Qihoo 360 and Go
- Transfer

I bring to your attention a translation of a guest post from the Go blog on behalf of Yang Zhou, who is currently an engineer in Qihoo 360 .
Qihoo 360 is China’s leading provider of anti-virus products for the Internet and mobile devices, and controls a large distribution platform for Android mobile applications (application store). At the end of June 2014, Qihoo was used by 500 million active PC users per month and over 640 million mobile device users. Qihoo also has its own browser and search engine, both equally popular among the Chinese.
My team, the push messaging department, provides a fundamental messaging service for more than 50 applications among the company's products (both for PC and mobile devices), as well as thousands of third-party applications that use our open platform.
Our “romance” with Go dates back to 2012, when we tried to get push working. The very first option was a bunch of nginx + lua + redis, but performance under a serious load did not fit our requirements. During the next search for the correct stack, our attention was attracted by the fresh release of Go 1.0.3. We made a prototype in just a few weeks, thanks in large part to goroutines (lightweight threads) and go-channels (typed queues), which are primitives of the language.
Initially, our corrugated system was deployed on 20 servers, serving a total of 20 million active connections. She coped with sending only 2 million messages a day. Now the system is deployed on 400 servers, supports 200+ million active connections and provides sending more than 10 billion messages daily.
In parallel with the rapid growth of the business and increased requirements for push messaging services, the original Go system quickly ran into limits: heap size reached 69G, GC pauses were 3-6 seconds. Moreover, we rebooted our servers weekly to free up memory. To be honest, we even thought of getting rid of Go and rewriting the entire kernel to C. However, soon the plans changed: the plug occurred during the transfer of business logic. It was impossible for one person (me) to overpower support for the system on Go, while simultaneously porting the business logic to C.
So I decided to stay with Go (and in my opinion, this is the wisest of all that I could then accept) and qualitative progress came pretty soon.
Here are a few tricks and optimizations:
- Reuse TCP connections (connection pool) to avoid creating new objects and buffers during interaction;
- Reuse objects and allocated memory to reduce the load on the GC;
- Use groups of long-living goroutines to process task queues or messages received from
goroutines. Those. classic pub / sub instead of generating a lot of goroutines, one for each incoming request; - Monitor and control the amount of gorutin in the process. Lack of control can lead to an excessive load on the GC due to a jump in the number of goroutines created. For example, if you allow the uncontrolled creation of goroutines to process requests from outside, then blocking just created as a result of accessing internal services, for example, will lead to the creation of new goroutines and so on;
- Do not forget to specify deadlines for reading and writing for network connections when working with a mobile network, otherwise goroutines may be blocked. However, use them carefully with a LAN network, otherwise the effectiveness of RPC communication may be affected;
- Use Pipelining for calls if necessary (if Full Duplex for TCP is available).

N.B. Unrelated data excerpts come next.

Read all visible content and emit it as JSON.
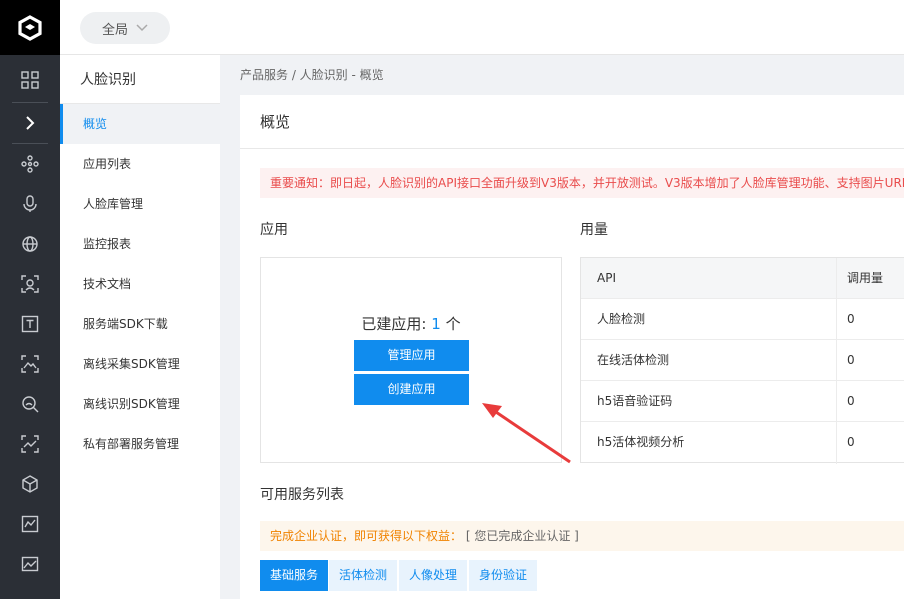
{
  "rail": {
    "icons": [
      "apps-grid-icon",
      "chevron-right-icon",
      "network-icon",
      "microphone-icon",
      "globe-icon",
      "face-scan-icon",
      "text-recognition-icon",
      "image-scan-icon",
      "face-search-icon",
      "image-analysis-icon",
      "cube-icon",
      "chart-icon",
      "image-icon"
    ]
  },
  "topbar": {
    "scope_label": "全局"
  },
  "subnav": {
    "title": "人脸识别",
    "items": [
      {
        "label": "概览",
        "active": true
      },
      {
        "label": "应用列表"
      },
      {
        "label": "人脸库管理"
      },
      {
        "label": "监控报表"
      },
      {
        "label": "技术文档"
      },
      {
        "label": "服务端SDK下载"
      },
      {
        "label": "离线采集SDK管理"
      },
      {
        "label": "离线识别SDK管理"
      },
      {
        "label": "私有部署服务管理"
      }
    ]
  },
  "breadcrumb": "产品服务 / 人脸识别 - 概览",
  "panel": {
    "title": "概览",
    "notice": "重要通知：即日起，人脸识别的API接口全面升级到V3版本，并开放测试。V3版本增加了人脸库管理功能、支持图片URL"
  },
  "apps": {
    "section_label": "应用",
    "count_label": "已建应用:",
    "count_value": "1",
    "count_unit": "个",
    "manage_button": "管理应用",
    "create_button": "创建应用"
  },
  "usage": {
    "section_label": "用量",
    "columns": [
      "API",
      "调用量"
    ],
    "rows": [
      {
        "api": "人脸检测",
        "calls": "0"
      },
      {
        "api": "在线活体检测",
        "calls": "0"
      },
      {
        "api": "h5语音验证码",
        "calls": "0"
      },
      {
        "api": "h5活体视频分析",
        "calls": "0"
      }
    ]
  },
  "services": {
    "section_label": "可用服务列表",
    "enterprise_text": "完成企业认证，即可获得以下权益：",
    "enterprise_status": "[ 您已完成企业认证 ]",
    "tabs": [
      {
        "label": "基础服务",
        "active": true
      },
      {
        "label": "活体检测"
      },
      {
        "label": "人像处理"
      },
      {
        "label": "身份验证"
      }
    ]
  },
  "colors": {
    "accent": "#108cee",
    "rail": "#2b2f36",
    "notice": "#e94c4c",
    "warning": "#f08300"
  }
}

The result is three iterations of our architecture, two iterations of the RPC framework, even with a limited number of people to implement. I would attribute this achievement to the convenience of development on Go. I bring a fresh diagram of our architecture:

The result of continuous improvements and improvements in the form of a table:

And, no less cool, at the same time we developed a platform for profiling Go programs in real time (Visibility Platform). Now we have access to system status and diagnostic information, anticipating any problems.
Screenshots:


From the remarkable: with this tool we can simulate the connection and behavior of millions of users using the Distributed Stress Test Tool module (also written in Go), observe the results in real time and with visualization. This allows us to study the effectiveness of any innovation or optimization, preventing any performance problems in combat conditions. Almost any possible system optimization has already been tested by us. And we look forward to good news from the team responsible for GC in Go, they could save us from unnecessary work with optimizing the code for GC in the future. I also admit that our tricks will soon become simply rudimentary as Go continues to evolve.
I want to end this story with gratitude for the opportunity to participate in Gopher China. It was a solemn event that allowed us to learn a lot, share our knowledge, imbue Go's popularity and success in China. A large number of teams in Qihoo already managed to get acquainted with Go and even try. I am convinced that soon more Chinese Internet companies will join the trend and rewrite their systems on Go, so the efforts of the team behind Go will benefit a huge number of developers and companies in the near future.